Growth must be closely monitored. Short stature is common and weight below average. Nutritional rickets due to vitamin D deficiency is reported.[68] This is likely due to defective vitamin D synthesis in the abnormal skin, calcium loss, and reduced exposure to sunlight.

Inflammatory arthritis and permanent contractures may occur. Hypothyroidism and juvenile idiopathic arthritis have been reported in a patient with harlequin ichthyosis.[69]

 

Prognosis:

An overall survival rate of 56% (25 of 45 patients) was found in a multicenter retrospective study reported by Rajpopat et al. A Japanese survey of 16 patients reported survival of 81.3% (13 of 16 patients).[68]

 

Respiratory failure, fulminant sepsis, or a combination of both are the most common causes of death in affected newborns.[70]

 

Although increased survival has been associated with administration of systemic retinoids, improved outcomes may be a result of advances in neonatal intensive care.

 

Patient Education:

Advise parents and caregivers that the baby’s appearance will improve after the neonatal period. Emphasize the need for attention to skin lubrication and for compliance with systemic therapy. Teach them to recognize signs of infection.

 

Congenital ichthyoses can have devastating medical and social consequences. Parents should communicate with other families who have been similarly affected. Patient organizations (eg, The Foundation for Ichthyosis and Related Skin Types [FIRST]) are available in several countries to provide support to families.[71]

 

Notable Cases:

·         Nusrit "Nelly" Shaheen (born 1984) is the oldest known survivor with the condition; she lives in the UK, and was one of nine children. Four of her eight siblings also suffered from the condition but died as young children. Shaheen lives an active lifestyle and in 2008 was studying sports coaching and leadership at Hereward College.[72]

 

Hunter Steinitz (born 1994) is one of only twelve Americans suffering from the disease and is profiled on the National Geographic "Extraordinary Humans: Skin" special.[73]

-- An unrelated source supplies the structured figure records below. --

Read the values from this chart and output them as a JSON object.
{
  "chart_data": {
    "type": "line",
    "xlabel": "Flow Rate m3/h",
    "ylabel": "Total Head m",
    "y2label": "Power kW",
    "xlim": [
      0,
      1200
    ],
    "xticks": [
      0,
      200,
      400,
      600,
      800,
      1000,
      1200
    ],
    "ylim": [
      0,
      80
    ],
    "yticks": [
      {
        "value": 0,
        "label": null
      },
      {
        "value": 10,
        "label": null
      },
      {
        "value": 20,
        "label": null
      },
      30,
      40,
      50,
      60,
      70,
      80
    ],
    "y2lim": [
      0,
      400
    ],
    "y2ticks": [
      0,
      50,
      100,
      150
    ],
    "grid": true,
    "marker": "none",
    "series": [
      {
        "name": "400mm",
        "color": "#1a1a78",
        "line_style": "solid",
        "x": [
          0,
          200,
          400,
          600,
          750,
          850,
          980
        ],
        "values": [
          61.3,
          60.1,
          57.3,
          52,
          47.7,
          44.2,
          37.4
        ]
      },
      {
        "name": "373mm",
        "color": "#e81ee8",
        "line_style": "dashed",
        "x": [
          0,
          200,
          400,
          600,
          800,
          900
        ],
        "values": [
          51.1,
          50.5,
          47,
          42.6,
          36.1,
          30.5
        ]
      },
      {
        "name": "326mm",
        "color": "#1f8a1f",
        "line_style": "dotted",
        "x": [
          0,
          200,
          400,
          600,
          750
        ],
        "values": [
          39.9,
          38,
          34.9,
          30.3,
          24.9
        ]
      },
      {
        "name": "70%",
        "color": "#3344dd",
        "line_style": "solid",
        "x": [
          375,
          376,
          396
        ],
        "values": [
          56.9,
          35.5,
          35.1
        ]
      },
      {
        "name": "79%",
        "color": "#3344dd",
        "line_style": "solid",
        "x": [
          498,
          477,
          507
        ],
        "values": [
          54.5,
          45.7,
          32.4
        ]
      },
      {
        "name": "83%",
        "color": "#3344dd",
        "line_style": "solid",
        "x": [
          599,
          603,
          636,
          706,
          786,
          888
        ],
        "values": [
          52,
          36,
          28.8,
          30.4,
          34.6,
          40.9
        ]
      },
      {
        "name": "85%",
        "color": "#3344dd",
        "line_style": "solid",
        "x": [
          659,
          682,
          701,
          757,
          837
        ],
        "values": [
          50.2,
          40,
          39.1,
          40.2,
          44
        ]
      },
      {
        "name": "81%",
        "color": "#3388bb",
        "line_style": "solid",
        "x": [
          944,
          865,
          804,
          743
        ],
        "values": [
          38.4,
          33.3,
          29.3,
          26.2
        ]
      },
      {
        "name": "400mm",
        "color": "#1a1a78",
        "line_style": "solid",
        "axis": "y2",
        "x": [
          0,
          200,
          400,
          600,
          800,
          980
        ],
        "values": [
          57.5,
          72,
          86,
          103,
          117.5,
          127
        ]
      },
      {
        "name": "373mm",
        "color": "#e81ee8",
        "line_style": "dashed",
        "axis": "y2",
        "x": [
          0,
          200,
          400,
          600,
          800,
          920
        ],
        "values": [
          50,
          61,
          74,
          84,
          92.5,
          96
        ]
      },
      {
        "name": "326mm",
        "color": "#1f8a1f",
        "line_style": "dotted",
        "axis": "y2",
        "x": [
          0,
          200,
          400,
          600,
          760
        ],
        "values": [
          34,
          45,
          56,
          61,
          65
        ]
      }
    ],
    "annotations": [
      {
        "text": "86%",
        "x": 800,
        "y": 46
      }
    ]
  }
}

·         Ryan Gonzalez (born 1986) is the oldest person in the United States living with the disease. He was featured in an episode of Medical Incredible.

·         Stephanie Turner (born 1992)[74] is the second oldest person in the United States living with the disease, and the first ever to give birth. Turner's son does not have the disease.

·         Mason van Dyke, despite being given a life expectancy of one to five days, was 21 months old and active, as of December 31, 2014. [75] Doctors told his mother Lisa van Dyk that he was the first case of Harlequin Ichthyosis in Africa, and that she has a one-in-four chance to have another child with the disease.

 

CONCLUSION:

Management of HI requires a multidisciplinary approach from the outset. The disease is not always fatal and is associated with extracutaneous manifestations. Although there is some delay in achieving developmental milestones, many children are able to attend a mainstream school with appropriate support and adults can enter higher education and live independently. Awareness of this information will provide greater understanding of the disease for those who care for patients with HI.